The 2010 Wright Reforms were designed to strengthen the legislature in relation to the executive by, in part, making select committees a more attractive career option for MPs, including ex-ministers. This appears to have happened. The possible unintended consequence of this development, however, is that there are now potential conflicts of interest in the process of scrutinising government which may have the effect of weakening Parliament. It is difficult to see how a committee can effectively hold government to account when there is a prima facie case that the committee chair was, at least in part, responsible – and potentially culpable – for the policies and strategies being scrutinised.
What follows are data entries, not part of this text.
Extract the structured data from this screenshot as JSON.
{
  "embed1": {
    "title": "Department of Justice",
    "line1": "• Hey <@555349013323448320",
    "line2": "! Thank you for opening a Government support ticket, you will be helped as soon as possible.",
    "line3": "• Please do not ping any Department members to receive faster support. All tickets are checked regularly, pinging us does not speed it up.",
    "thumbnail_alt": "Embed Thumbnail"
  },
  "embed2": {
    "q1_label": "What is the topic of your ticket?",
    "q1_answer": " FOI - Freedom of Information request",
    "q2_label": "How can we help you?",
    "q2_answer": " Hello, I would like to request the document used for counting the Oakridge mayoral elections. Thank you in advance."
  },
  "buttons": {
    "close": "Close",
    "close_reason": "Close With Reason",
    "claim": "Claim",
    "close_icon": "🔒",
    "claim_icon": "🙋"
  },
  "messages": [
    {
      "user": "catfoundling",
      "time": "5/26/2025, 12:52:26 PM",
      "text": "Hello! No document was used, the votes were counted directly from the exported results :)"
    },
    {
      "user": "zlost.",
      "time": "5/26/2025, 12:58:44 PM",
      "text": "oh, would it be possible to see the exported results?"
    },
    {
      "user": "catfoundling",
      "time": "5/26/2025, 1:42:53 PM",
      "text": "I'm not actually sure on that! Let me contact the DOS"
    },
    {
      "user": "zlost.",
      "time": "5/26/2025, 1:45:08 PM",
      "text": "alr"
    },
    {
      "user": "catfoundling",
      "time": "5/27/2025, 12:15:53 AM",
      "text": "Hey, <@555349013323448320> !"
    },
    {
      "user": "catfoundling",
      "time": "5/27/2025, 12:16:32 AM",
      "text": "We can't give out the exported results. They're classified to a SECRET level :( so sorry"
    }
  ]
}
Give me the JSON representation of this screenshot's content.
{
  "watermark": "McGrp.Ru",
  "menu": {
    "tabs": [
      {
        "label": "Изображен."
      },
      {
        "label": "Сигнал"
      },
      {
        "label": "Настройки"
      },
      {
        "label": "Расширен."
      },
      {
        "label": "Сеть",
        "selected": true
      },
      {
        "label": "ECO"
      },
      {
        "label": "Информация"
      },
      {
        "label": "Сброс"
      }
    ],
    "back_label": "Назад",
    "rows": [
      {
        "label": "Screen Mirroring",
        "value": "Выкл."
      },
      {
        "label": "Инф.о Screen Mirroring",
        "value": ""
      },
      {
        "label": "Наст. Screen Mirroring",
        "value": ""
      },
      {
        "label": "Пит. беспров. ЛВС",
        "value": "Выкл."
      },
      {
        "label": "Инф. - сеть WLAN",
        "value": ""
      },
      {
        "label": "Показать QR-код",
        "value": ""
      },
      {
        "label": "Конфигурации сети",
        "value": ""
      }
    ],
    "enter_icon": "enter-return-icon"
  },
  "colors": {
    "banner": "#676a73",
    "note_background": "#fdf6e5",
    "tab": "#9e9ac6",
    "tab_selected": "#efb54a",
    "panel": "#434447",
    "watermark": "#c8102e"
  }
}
So far, most – but not all – MPs have not really commented on this issue, let alone questioned the current situation. If MPs want to maintain the widespread view that select committees are often Parliament at its best, perhaps it is time for more of them – including those who sit on the Liaison Committee – to do so.

[1] This document, along with the NHS document Health and Social Care Influenza Pandemic Preparedness and Response published in April 2012 and the Department of Health’s UK Influenza Pandemic Preparedness Strategy published in 2011, formed the backbone of the UK Government’s blueprint for responding to a viral pandemic.